The model comparison dimension (Sonnet 4.5, Opus 4.6, Sonnet 4.0) exposes personality divergence. These aren't just capability tiers—they're different engineers with different risk profiles. Early analysis shows Opus 4.6 hedges more ('depends on your scale requirements') while Sonnet 4.5 commits harder to specific tools. That's not a bug, it's RLHF philosophy: Anthropic tuned Opus for safety and carefulness, Sonnet for developer velocity. The dataset makes those trade-offs measurable.

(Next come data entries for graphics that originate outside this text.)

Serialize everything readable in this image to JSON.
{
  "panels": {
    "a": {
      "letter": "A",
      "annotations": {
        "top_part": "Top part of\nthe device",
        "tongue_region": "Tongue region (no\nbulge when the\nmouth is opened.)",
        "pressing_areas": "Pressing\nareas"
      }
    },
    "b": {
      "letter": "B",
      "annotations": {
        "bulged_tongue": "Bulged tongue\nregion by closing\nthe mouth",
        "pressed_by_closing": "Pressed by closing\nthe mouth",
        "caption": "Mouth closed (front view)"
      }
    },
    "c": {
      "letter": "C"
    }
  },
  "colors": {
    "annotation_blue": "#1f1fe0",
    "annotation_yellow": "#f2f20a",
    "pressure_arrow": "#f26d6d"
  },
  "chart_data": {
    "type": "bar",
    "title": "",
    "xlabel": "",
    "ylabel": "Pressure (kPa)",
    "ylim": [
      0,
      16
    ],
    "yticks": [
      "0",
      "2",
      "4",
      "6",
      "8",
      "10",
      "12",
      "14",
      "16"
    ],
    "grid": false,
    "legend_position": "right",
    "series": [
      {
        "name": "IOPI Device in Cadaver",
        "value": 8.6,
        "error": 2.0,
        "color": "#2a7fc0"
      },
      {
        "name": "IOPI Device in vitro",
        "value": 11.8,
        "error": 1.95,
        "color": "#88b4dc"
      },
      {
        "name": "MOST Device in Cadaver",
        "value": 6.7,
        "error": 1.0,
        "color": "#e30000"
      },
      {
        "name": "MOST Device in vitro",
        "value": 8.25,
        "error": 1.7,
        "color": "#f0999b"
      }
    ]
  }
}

The denormalized storage pattern—36 generation files expanded to 36 extraction files then merged to a single analysis artifact—prioritizes reproducibility over query performance. You can audit any single recommendation back to the exact prompt, model version, and repo state that produced it. That's rare in ML research and essential for trust: when the dataset claims 'Claude prefers X', you can verify the raw transcript rather than trusting aggregated statistics.

Gotcha

The dataset's greatest strength—methodological rigor on a small, controlled sample—is also its limitation. With 2,430 samples collected as a February 2026 snapshot, this is historical research not a live benchmark. Claude models update continuously (sometimes weekly), and the tools being recommended evolve faster. The PostgreSQL preferences captured here might be irrelevant six months later if Anthropic's training data refresh includes the Drizzle renaissance or if Supabase becomes the new default in developer tutorials that feed future training runs.

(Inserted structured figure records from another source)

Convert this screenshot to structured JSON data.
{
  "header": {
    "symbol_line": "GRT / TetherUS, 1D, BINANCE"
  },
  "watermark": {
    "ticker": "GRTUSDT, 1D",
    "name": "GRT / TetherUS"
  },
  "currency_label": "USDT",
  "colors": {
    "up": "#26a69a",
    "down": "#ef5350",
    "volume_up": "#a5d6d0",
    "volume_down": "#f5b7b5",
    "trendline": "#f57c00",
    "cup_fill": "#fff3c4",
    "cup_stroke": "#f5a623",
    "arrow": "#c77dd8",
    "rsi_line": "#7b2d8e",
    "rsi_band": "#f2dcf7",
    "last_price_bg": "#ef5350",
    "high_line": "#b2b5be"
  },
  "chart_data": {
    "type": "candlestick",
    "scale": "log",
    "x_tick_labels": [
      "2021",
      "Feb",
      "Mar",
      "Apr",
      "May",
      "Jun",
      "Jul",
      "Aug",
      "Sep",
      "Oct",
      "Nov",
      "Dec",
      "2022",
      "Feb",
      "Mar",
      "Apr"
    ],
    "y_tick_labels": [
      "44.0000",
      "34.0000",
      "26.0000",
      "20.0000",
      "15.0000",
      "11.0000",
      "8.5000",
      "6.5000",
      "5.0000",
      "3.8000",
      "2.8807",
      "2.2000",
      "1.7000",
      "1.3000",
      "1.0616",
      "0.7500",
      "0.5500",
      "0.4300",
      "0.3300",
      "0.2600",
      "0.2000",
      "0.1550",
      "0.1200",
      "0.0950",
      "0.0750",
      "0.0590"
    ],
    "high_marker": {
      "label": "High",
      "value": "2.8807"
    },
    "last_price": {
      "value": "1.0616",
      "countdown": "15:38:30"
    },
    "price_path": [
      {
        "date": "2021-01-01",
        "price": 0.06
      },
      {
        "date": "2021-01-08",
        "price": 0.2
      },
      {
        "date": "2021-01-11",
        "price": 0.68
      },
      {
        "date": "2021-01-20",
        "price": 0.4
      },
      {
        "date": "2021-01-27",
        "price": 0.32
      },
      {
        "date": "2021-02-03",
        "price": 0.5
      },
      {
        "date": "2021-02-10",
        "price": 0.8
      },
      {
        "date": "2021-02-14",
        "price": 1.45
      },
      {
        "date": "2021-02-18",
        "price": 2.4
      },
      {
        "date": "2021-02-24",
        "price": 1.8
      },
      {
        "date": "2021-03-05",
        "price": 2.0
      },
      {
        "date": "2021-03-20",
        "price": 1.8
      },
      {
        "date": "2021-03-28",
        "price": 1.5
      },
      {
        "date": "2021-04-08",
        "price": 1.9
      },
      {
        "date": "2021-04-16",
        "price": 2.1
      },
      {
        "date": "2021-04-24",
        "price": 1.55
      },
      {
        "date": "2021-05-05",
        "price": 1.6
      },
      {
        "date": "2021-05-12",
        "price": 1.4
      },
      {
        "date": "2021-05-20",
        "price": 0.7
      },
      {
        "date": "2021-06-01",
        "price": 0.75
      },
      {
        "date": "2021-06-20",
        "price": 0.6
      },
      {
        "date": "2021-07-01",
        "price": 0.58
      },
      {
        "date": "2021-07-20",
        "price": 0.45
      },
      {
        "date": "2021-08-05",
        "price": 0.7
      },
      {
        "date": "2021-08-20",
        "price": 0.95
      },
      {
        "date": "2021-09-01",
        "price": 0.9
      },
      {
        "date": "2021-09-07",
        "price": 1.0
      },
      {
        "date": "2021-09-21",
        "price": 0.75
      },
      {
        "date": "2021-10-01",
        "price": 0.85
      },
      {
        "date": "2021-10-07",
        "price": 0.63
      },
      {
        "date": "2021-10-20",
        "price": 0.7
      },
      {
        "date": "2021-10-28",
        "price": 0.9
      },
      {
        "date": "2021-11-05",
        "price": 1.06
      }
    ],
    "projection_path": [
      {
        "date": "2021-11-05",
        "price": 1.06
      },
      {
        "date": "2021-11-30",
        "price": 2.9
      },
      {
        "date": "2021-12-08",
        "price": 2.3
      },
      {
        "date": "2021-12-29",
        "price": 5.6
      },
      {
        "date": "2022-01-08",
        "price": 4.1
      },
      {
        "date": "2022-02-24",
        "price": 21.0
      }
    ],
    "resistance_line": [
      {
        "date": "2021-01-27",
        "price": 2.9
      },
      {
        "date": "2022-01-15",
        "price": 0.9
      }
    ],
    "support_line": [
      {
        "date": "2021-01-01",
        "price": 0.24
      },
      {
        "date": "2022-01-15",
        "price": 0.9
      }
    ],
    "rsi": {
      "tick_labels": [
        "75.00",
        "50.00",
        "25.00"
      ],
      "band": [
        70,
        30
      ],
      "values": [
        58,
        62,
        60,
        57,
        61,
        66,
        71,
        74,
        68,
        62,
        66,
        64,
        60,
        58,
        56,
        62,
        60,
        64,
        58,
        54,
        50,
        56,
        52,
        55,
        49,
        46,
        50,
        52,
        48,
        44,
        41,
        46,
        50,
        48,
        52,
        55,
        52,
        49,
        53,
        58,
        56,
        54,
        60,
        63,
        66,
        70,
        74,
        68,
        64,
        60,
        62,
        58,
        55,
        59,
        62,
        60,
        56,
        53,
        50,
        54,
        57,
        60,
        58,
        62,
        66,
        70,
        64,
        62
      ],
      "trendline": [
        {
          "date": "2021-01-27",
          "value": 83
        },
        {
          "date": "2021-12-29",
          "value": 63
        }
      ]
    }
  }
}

The prompt diversity is shallow by design: five syntactic variations per category aren't testing semantic edge cases. Missing are adversarial phrasings ('I heard PostgreSQL is slow, what's faster?'), constraint-based questions ('recommend a database that works with our existing Oracle enterprise license'), or correction scenarios ('you said Prisma but we can't use it, alternatives?'). These test reasoning under pressure—where models often reveal hidden biases or fail consistency—but they'd compromise the clean experimental design. You can't have both tight controls and comprehensive coverage.

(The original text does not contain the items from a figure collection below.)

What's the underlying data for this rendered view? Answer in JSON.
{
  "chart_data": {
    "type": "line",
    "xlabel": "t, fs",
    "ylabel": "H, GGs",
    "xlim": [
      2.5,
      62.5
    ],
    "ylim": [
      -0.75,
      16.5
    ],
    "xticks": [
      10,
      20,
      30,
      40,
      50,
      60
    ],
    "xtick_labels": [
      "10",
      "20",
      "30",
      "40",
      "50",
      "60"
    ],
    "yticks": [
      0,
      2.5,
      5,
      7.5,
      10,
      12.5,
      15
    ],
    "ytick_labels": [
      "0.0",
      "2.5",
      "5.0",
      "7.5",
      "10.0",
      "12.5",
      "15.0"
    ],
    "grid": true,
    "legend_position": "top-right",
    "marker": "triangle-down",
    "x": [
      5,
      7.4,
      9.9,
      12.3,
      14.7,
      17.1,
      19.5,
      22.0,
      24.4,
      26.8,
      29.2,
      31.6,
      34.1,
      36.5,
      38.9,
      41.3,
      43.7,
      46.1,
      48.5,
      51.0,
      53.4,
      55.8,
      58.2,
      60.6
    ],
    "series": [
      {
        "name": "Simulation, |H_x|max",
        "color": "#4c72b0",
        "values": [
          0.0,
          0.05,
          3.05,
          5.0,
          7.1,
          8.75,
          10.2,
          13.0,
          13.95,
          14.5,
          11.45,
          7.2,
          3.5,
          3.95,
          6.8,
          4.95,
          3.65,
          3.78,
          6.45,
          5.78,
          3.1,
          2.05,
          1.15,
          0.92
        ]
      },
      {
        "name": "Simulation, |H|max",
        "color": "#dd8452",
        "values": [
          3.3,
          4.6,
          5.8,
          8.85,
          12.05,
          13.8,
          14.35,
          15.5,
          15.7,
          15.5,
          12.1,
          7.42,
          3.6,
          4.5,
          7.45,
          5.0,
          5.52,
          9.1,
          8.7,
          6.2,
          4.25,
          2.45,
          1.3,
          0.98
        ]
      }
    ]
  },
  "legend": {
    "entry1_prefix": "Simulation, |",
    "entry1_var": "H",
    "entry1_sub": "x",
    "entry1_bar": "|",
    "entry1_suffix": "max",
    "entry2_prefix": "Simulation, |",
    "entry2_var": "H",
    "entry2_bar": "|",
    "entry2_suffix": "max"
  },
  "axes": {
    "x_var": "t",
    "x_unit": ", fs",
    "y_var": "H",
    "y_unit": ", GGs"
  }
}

Most critically, there's no validation layer. If Claude recommends Next.js + Prisma + Vercel + NextAuth across 80% of prompts, the dataset proves consistency but not correctness. Do those tools actually integrate cleanly? Are the recommended versions compatible? Does the stack Claude describes actually deploy, or does it recommend configurations that hit version conflicts, deprecated APIs, or undocumented gotchas? High recommendation frequency could mask integration hell—the dataset measures what Claude says, not whether it works.

Verdict

Use if you're building AI coding assistants, developer tools, or research infrastructure for LLM evaluation—the extraction pipeline and prompt isolation methodology are immediately applicable templates worth copying. Security researchers tracking supply chain risks should mine this to understand which ecosystems AI recommendations are amplifying (if Claude pushes tool X to 50,000 developers, attackers know to target X's npm packages). Engineering leaders evaluating Claude Code, Cursor, or Copilot can use this to calibrate expectations: your AI pair programmer has baked-in opinions that will influence technology choices across your team, and this dataset shows how to measure those opinions systematically. Skip if you need executable benchmarks (this is observational research, not a CI/CD-ready test harness), want current recommendations (the 2026 snapshot is already dated), or expect prescriptive tool rankings (the methodology is the contribution, not 'PostgreSQL won'). The real value is proving LLM behavior can be studied with social science rigor—treat this as a blueprint for your own evaluations, not a leaderboard.